Friday, Nov. 08, 1968

Transfusion for Hepatitis

As countless victims know, infectious hepatitis is almost always a nagging, disabling disease, with some symptoms that persist for many months. But in a few cases, perhaps three out of a thousand, it is a fulminating infection that throws the victim into a coma and may cause death within a few days. Only in the past four years has an effective treatment for this form of hepatitis been developed; one man who is walking proof of its value is Peace Corps Volunteer John M. Bayne, 24.

A lanky Harvard graduate, Bayne had worked for almost a year in Maharashtra state in India, demonstrating new types of seed to farmers and helping them to fight rats. In the village he drank unboiled water. Bayne's first clue that something was amiss came in mid-August, when cigarettes "just didn't taste good." He quit smoking. A week later, he was nauseated and running a fever. The Peace Corps got him into Bombay's Breach Candy Hospital, where physicians at first thought that this was going to be a routine case. They reported: "Condition satisfactory. Do not notify family."

90% Knocked Out. Four days later, John Bayne was in a coma from what doctors call acute yellow atrophy of the liver. The virus had damaged so many liver cells that metabolic wastes were piling up and poisoning him. Alarmed doctors notified John's father, Peter F. Bayne, a school administrator in Claremont, Calif., and the Peace Corps called on Dr. Charles Trey, a South African-born research physician now at Harvard. Trey managed to get to Bombay in two days. He estimated that 90% of young Bayne's liver had been knocked out and gave him only a 10% chance of survival. Even that depended on the treatment that Trey had devised, in which the patient has a series of exchange transfusions. Much of his blood is drained out and replaced, removing the poisonous wastes from his body and giving the liver a chance to rest and regenerate.

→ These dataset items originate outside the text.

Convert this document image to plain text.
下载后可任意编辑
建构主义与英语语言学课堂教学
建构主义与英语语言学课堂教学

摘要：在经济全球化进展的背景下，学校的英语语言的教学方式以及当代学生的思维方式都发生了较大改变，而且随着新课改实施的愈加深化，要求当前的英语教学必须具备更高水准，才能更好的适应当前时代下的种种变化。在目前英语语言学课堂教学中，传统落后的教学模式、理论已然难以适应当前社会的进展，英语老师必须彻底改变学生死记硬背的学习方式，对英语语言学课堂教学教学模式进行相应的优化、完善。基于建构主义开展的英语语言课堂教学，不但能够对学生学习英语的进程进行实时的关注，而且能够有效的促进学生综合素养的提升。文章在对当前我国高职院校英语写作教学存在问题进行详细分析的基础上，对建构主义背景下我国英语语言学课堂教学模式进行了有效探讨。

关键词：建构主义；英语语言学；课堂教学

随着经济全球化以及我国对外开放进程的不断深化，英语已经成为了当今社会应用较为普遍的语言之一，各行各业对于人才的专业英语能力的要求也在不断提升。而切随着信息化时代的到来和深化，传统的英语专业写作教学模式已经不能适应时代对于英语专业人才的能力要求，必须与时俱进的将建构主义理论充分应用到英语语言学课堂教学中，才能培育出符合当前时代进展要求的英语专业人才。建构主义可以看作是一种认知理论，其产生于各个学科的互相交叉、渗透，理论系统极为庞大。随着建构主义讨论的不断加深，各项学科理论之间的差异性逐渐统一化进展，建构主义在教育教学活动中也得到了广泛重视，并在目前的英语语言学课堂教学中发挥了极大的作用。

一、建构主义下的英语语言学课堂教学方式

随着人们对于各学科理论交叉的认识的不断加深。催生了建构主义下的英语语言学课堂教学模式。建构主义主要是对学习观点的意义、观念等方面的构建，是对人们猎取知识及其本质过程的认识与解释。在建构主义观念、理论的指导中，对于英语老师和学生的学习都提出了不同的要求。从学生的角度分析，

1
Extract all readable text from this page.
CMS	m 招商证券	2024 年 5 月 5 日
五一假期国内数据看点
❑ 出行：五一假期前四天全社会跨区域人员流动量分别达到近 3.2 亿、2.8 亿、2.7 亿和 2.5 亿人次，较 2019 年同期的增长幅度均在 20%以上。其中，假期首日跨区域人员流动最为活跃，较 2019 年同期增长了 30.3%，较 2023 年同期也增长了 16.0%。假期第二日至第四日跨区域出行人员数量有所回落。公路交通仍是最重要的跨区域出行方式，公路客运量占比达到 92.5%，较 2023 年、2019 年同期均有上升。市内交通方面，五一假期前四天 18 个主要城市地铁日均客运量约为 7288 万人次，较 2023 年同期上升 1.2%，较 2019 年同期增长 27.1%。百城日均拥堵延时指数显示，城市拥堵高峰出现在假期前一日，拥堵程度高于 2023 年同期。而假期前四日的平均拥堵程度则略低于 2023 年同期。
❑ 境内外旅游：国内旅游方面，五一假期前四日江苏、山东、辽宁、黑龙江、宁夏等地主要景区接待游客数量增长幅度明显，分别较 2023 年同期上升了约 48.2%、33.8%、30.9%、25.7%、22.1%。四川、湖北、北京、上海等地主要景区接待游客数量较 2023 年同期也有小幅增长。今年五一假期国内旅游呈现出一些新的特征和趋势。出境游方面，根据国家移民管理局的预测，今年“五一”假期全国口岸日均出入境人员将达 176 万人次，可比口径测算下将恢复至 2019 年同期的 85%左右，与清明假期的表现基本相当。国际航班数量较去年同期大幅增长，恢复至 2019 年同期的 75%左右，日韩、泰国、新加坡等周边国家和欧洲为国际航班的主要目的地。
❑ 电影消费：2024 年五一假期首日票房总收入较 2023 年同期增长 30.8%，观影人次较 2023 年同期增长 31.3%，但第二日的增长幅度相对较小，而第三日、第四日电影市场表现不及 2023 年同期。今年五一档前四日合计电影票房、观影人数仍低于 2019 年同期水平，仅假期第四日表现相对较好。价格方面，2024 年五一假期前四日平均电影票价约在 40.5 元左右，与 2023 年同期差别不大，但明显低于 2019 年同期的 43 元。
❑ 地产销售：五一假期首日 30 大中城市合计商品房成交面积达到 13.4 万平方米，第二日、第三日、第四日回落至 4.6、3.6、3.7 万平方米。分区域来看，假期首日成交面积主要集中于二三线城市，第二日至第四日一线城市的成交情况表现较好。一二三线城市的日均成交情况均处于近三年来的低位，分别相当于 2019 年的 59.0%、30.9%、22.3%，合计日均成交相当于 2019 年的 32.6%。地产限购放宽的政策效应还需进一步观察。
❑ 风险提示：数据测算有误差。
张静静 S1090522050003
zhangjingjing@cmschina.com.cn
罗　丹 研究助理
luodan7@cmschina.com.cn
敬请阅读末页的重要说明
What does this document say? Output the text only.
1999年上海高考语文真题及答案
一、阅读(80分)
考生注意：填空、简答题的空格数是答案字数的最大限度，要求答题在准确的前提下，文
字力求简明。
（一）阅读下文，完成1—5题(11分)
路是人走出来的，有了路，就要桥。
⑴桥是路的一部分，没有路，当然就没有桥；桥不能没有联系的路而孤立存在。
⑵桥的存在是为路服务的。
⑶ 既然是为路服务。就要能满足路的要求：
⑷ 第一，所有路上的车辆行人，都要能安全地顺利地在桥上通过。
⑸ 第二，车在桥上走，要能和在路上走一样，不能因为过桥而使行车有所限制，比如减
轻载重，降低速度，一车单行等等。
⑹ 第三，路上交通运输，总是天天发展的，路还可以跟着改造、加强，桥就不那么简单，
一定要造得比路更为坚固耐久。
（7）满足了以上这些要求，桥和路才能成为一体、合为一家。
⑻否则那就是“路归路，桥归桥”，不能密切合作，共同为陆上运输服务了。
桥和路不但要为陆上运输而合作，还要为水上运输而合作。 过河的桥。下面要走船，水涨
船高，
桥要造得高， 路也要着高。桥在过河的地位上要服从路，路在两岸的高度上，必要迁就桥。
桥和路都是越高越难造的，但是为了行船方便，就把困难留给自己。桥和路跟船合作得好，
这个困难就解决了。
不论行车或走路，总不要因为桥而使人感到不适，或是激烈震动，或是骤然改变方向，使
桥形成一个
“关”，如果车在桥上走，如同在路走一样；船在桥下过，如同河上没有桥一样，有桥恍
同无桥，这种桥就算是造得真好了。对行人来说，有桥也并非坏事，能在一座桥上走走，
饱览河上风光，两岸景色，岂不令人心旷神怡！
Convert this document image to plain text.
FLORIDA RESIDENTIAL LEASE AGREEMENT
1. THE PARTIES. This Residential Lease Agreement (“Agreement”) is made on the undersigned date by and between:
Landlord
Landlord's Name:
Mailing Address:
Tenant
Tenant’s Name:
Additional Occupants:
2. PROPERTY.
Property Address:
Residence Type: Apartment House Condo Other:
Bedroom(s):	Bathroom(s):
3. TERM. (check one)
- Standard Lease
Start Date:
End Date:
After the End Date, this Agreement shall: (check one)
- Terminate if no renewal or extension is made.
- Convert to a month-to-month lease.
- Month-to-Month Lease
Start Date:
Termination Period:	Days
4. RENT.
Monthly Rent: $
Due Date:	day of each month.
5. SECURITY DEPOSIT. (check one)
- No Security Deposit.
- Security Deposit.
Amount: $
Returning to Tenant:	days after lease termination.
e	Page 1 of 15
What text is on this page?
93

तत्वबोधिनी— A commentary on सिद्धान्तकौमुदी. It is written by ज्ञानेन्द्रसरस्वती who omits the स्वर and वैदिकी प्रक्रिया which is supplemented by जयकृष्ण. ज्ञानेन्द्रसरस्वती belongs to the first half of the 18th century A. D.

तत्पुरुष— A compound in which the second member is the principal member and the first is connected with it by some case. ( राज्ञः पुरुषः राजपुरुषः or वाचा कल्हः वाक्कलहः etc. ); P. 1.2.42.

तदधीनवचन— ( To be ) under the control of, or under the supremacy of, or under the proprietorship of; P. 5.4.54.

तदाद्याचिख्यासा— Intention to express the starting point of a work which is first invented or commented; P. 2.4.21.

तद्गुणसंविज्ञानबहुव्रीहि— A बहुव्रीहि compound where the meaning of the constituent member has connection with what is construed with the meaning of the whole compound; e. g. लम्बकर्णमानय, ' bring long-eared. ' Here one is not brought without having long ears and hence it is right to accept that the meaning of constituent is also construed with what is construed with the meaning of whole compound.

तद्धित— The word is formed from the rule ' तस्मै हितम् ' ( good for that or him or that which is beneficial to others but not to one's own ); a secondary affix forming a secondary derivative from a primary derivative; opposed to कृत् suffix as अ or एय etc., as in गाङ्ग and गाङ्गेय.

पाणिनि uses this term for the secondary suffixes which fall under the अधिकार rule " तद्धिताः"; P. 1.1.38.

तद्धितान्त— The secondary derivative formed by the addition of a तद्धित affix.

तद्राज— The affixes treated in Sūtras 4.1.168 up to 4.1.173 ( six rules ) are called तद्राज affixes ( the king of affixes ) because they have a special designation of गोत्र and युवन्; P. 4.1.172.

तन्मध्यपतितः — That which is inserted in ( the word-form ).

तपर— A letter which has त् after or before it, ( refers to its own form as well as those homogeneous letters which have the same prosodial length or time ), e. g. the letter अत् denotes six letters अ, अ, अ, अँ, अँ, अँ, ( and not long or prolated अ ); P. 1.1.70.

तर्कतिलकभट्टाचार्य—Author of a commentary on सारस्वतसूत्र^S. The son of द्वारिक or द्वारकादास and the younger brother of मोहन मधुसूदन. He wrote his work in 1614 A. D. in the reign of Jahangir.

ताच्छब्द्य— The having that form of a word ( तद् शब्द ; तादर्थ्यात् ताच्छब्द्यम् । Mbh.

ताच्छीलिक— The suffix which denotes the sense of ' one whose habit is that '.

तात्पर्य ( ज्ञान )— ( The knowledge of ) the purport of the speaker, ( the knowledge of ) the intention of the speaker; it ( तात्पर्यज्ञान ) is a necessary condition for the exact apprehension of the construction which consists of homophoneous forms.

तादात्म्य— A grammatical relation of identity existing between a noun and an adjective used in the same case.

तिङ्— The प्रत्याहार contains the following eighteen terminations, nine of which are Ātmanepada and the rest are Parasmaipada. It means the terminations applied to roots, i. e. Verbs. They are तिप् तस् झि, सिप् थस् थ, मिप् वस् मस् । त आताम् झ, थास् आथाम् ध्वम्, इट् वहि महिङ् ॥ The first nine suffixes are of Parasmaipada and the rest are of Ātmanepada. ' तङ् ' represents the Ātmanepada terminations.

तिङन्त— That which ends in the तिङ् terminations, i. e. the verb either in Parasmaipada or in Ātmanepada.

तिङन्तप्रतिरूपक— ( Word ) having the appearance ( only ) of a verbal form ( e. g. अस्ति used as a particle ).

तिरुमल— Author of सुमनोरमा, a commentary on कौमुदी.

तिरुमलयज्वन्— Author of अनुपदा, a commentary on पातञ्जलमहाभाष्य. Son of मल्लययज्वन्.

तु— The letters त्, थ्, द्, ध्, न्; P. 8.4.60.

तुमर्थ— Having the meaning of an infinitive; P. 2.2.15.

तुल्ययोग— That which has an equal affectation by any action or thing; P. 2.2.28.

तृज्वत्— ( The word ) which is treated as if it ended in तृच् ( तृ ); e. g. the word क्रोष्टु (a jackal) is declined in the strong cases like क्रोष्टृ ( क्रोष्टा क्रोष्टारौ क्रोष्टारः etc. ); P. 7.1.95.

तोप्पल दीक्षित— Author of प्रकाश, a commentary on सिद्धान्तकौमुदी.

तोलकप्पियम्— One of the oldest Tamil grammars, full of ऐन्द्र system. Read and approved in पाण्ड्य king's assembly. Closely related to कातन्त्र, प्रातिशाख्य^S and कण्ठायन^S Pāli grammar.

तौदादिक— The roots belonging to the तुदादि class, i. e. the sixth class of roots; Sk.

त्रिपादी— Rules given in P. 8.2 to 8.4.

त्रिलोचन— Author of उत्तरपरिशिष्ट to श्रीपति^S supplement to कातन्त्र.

Bayne had transfusions totaling 14 pints in Bombay, but remained in a coma. To make sure of an adequate supply of hepatitis-free blood from fellow volunteers, the Peace Corps chartered a plane and flew Bayne to Colombo, Ceylon, where the hospital ship Hope was anchored. Aboard the Hope, after more transfusions, Bayne emerged from his coma and began a slow but so far steady recovery. Last week, back home in Claremont, he felt strong enough to begin walking again. He can expect to be completely recovered in about three months. All he can remember of his brush with death is being admitted to the hospital in Bombay, then waking up aboard the Hope in Colombo.

Although the Peace Corps gives all its volunteers massive shots of gamma globulin every four to six months, infectious hepatitis is still their occupational disease because of the unsanitary conditions where they work. In the U.S., a majority of the approximately 150 cases of acute yellow atrophy reported each year are caused by infectious hepatitis, Trey believes. Even with his exchange-transfusion treatment, the survival rate is only 22%, but that is far better than the pretransfusion 10%.